Sashi indicates that the difference between a Tamil Tiger (a designated terrorist) and a Tamil civilian is virtually indistinguishable—she hints that this is perhaps so even to a sister and a friend.
The Tamil separatist movement—particularly the Tamil Tigers—features prominently in the following sections. In Part 1, it is still a shadowy organization that hovers on the fringes of daily Jaffna life and brings occasional bursts of violence, developing the novel’s theme of Civil War and Internecine Violence. With the benefit of hindsight, Sashi talks about how the Tamil Tigers—through the use of coercion and internecine violence—absorb the competing militant groups to emerge as the dominant force. The violence at the rally, which leads to the deaths of two Sinhalese policemen and the subsequent destruction of parts of Jaffna, is undertaken by one of the militant groups, but Sashi is unsure of which one: She says that the assassin “was from the LTTE or TELO or PLOTE. The groups had not yet begun to murder each other, so the person telling [her] the story did not mention which one” (35). Sashi’s description underscores that the differences between the groups are irrelevant—what matters is that they believe in violence and that this violence harms all people, including their own. However, since they are born out of anger and the fight against perceived injustices, they begin to attract followers.

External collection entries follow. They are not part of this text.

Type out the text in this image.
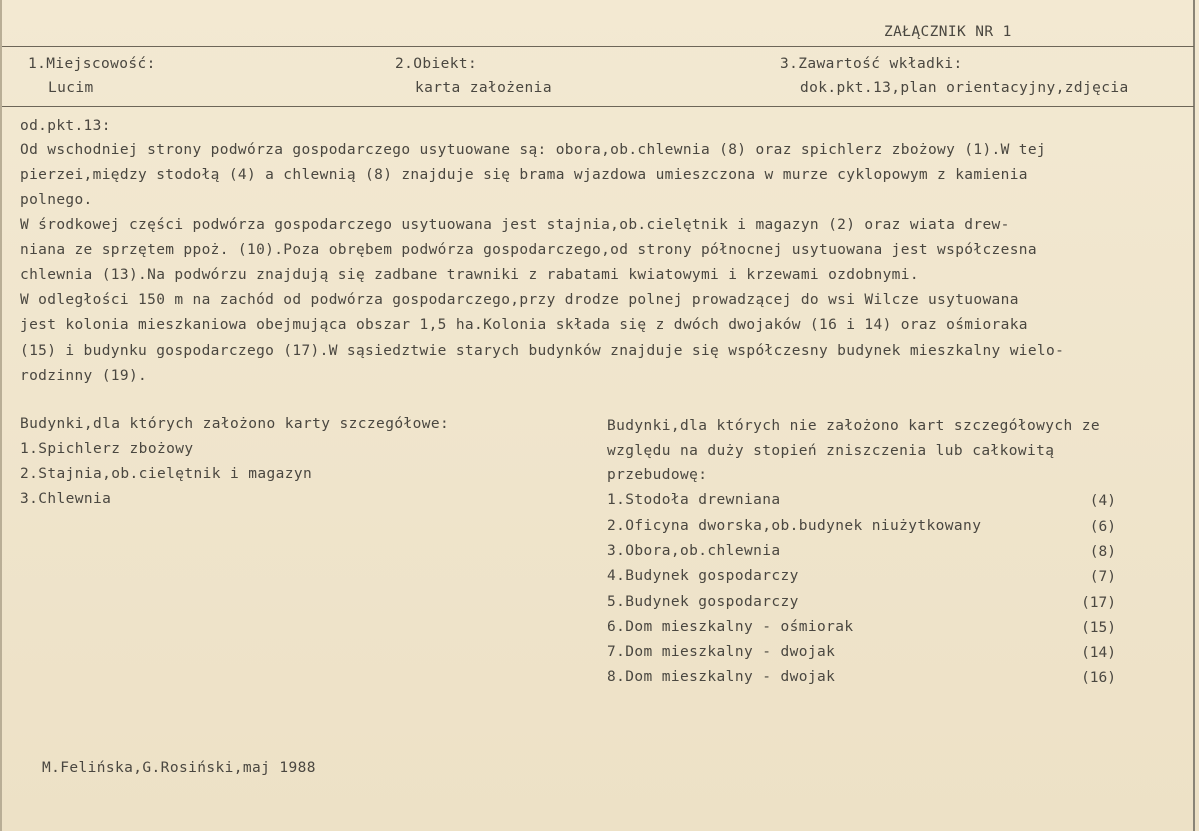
ZAŁĄCZNIK NR 1
1.Miejscowość:
Lucim
2.Obiekt:
karta założenia
3.Zawartość wkładki:
dok.pkt.13,plan orientacyjny,zdjęcia
od.pkt.13:
Od wschodniej strony podwórza gospodarczego usytuowane są: obora,ob.chlewnia (8) oraz spichlerz zbożowy (1).W tej
pierzei,między stodołą (4) a chlewnią (8) znajduje się brama wjazdowa umieszczona w murze cyklopowym z kamienia
polnego.
W środkowej części podwórza gospodarczego usytuowana jest stajnia,ob.cielętnik i magazyn (2) oraz wiata drew-
niana ze sprzętem ppoż. (10).Poza obrębem podwórza gospodarczego,od strony północnej usytuowana jest współczesna
chlewnia (13).Na podwórzu znajdują się zadbane trawniki z rabatami kwiatowymi i krzewami ozdobnymi.
W odległości 150 m na zachód od podwórza gospodarczego,przy drodze polnej prowadzącej do wsi Wilcze usytuowana
jest kolonia mieszkaniowa obejmująca obszar 1,5 ha.Kolonia składa się z dwóch dwojaków (16 i 14) oraz ośmioraka
(15) i budynku gospodarczego (17).W sąsiedztwie starych budynków znajduje się współczesny budynek mieszkalny wielo-
rodzinny (19).
Budynki,dla których założono karty szczegółowe:
1.Spichlerz zbożowy
2.Stajnia,ob.cielętnik i magazyn
3.Chlewnia
Budynki,dla których nie założono kart szczegółowych ze
względu na duży stopień zniszczenia lub całkowitą
przebudowę:
1.Stodoła drewniana	(4)
2.Oficyna dworska,ob.budynek niużytkowany	(6)
3.Obora,ob.chlewnia	(8)
4.Budynek gospodarczy	(7)
5.Budynek gospodarczy	(17)
6.Dom mieszkalny - ośmiorak	(15)
7.Dom mieszkalny - dwojak	(14)
8.Dom mieszkalny - dwojak	(16)
M.Felińska,G.Rosiński,maj 1988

Eventually, Sashi’s own brothers Dayalan and Seelan join the movement, along with their friend K, in the sadness and anger that follows Niranjan’s death during the Colombo riots. Sashi eventually understands that the violence of Black July “was organised” by the Sri Lankan government, who armed Sinhalese citizens with “voter rolls, to identify [the Tamils] by ethnicity” (74), and that they declared a curfew to ensure that the Tamils were ensconced in their houses when the structures were burned. This act calls back to her questioning of the term “terrorist” since the government, too, committed acts of genocide and terror. Sashi simultaneously holds the Tigers responsible for sparking such violence with their coordinated murder of Sinhalese soldiers. She concludes, “It took the government and the Tigers together to make our lives so small” (93). The terror unleashed by all sides in the war separates families, instills fear and trauma in the populace at large, and recklessly fans the flames of violence.